- The IABM’s report on CES 2023 is summarized with key findings. For Media & Entertainment the most notable developments were in the Smart TV space.
- This was a year of iteration, not grand innovation, reflecting a more conservative global industry outlook.
- A change in exhibition strategy, also seen at IBC 2022, was evident — there was overall less product on show with more emphasis on face-to-face interactions.
The intensification of the Smart TV platform race was perhaps the most significant story of CES relevant to the Media & Entertainment technology audience, according to a report on the show from broadcast hardware manufacturers association IABM.
The body noted that the majority of advancements across the board and not just in the TV category were incremental improvements as the consumer electronics industry looks to a potentially lean near-future.
The Smart TV platform race is accelerating and advertisers, data users and Smart TV app developers will need to engage with a wider range of Smart TV platforms. Smart TV platform owners possess “ultimate control of the point of entertainment aggregation” the IABM found — as well as the related monetization. Moves by independent Smart TV platform players, both old and new, at CES, reaffirmed this importance.
Related announcements include Roku’s move to make its own branded TVs, “balancing potential alienation of existing brand partners against increased control of both the total Roku TV experience in its sets and the related revenue streams.” Hisense’s own smart TV platform spinoff — VIDAA OS — finally made its official high-profile CES entrance to the US market. Skyworth demonstrated its in-house Coolita OS Smart TV platform that is used on select TVs outside the US market. Germany’s Foxxum was also present at CES, and Comcast and Charter announced a new partner for their Xumo Smart TV.
When it comes to the functionality of the screens themselves, IABM observed that brands are increasingly differentiating from competitors by using AI to automatically adjust picture quality and modes on the fly based on content type and room lighting.
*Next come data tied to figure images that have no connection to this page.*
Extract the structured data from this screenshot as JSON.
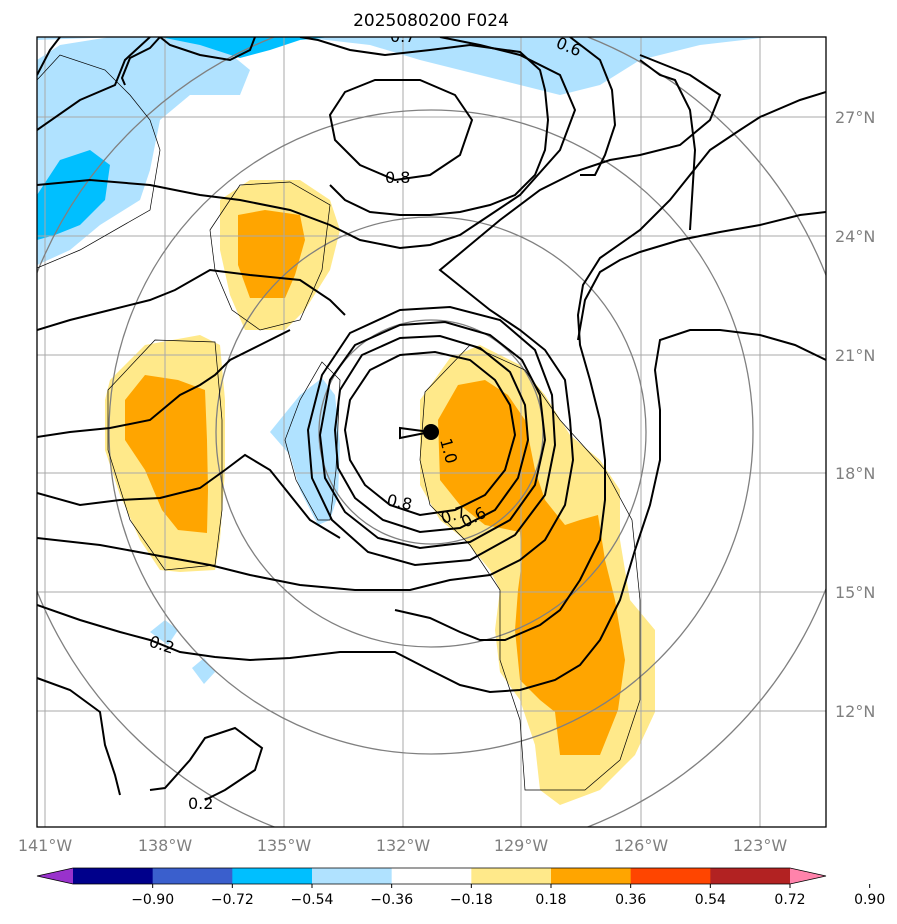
{
  "title": "2025080200 F024",
  "lon_labels": [
    "141°W",
    "138°W",
    "135°W",
    "132°W",
    "129°W",
    "126°W",
    "123°W"
  ],
  "lat_labels": [
    "27°N",
    "24°N",
    "21°N",
    "18°N",
    "15°N",
    "12°N"
  ],
  "colorbar": {
    "ticks": [
      "−0.90",
      "−0.72",
      "−0.54",
      "−0.36",
      "−0.18",
      "0.18",
      "0.36",
      "0.54",
      "0.72",
      "0.90"
    ],
    "colors": [
      "#9932cc",
      "#00008b",
      "#3a5fcd",
      "#00bfff",
      "#b0e2ff",
      "#ffffff",
      "#ffe98a",
      "#ffa500",
      "#ff4500",
      "#b22222",
      "#ff83ab"
    ]
  },
  "fill_colors": {
    "light_blue": "#b0e2ff",
    "blue": "#00bfff",
    "light_yellow": "#ffe98a",
    "orange": "#ffa500"
  },
  "contour_labels": [
    "0.8",
    "0.8",
    "0.7",
    "0.6",
    "0.6",
    "0.7",
    "1.0",
    "0.2",
    "0.2"
  ],
  "storm_marker": "storm-center-dot"
}
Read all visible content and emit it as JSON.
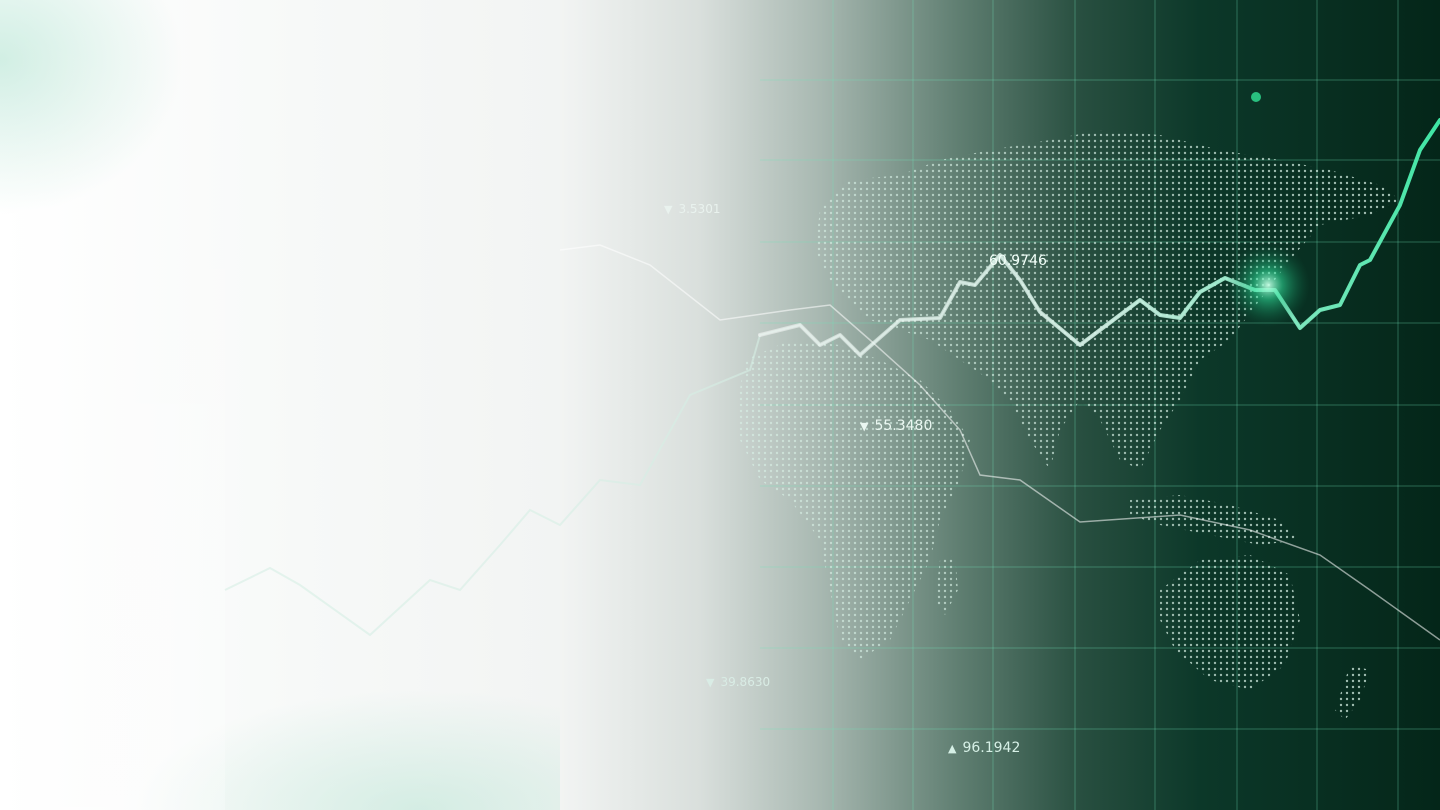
{
  "scene": {
    "description_tag": "financial-world-map-background",
    "accent_color": "#3ee0a0",
    "glow_color": "#1fd68a"
  },
  "labels": {
    "v1": {
      "text": "60.9746",
      "marker": ""
    },
    "v2": {
      "text": "55.3480",
      "marker": "▼"
    },
    "v3": {
      "text": "39.8630",
      "marker": "▼"
    },
    "v4": {
      "text": "96.1942",
      "marker": "▲"
    },
    "v5": {
      "text": "3.5301",
      "marker": "▼"
    }
  }
}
8K resolution remained a niche capability this year, with only Samsung truly promoting TVs and projectors utilizing 8K. The IABM’s take: “The substantive lack of 8K content at this time, and high streaming bandwidth requirement, continue to relegate the resolution to novelty status for the time being. TV makers are instead focused on maximizing today’s 4K experience for consumers.”
TV brands are doubling down on soundbars, with every top TV brand showing same-branded versions at CES. Per IABM, TV makers have realized that audio is a significant factor in overall consumer satisfaction when it comes to entertainment experiences.
“Content creators and services best able to leverage these increasing audio capabilities (such as taking advantage of a greater number of discrete or virtualized audio channels and greater likelihood of positional audio capabilities from Dolby and DTS), can potentially drive more sustained levels of higher viewer engagement.”
There was little to shout about in terms of immersive experiences. Neither VR nor AR shows signs of long promised mass adoption in 2023. “Lean economic times ahead are expected to temper consumer demand for high-priced peripherals,” is the IABM’s prognosis. By contrast, “non-gaming applications exploiting immersive technologies and the metaverse for retail, education, and the enterprise are continuing to grow,” it finds.
The report also highlighted in-car infotainment arena as “the next battleground” for competing connected consumer platforms and “related control of the point of entertainment consumption.”
Google, Apple and Amazon are each working to have automakers integrate their infotainment experiences more deeply into the car at the OS or application layer levels.
In conclusion: “It is clear that evolutionary changes and refinement were largely the themes at CES 2023 for the devices most relevant to the consumption of media and entertainment. Companies are more conservative and iterative this year, reflecting an overall industry outlook of having to adjust strategy sails to weather a potentially difficult 1–2-year period of weaker consumer spending ahead.”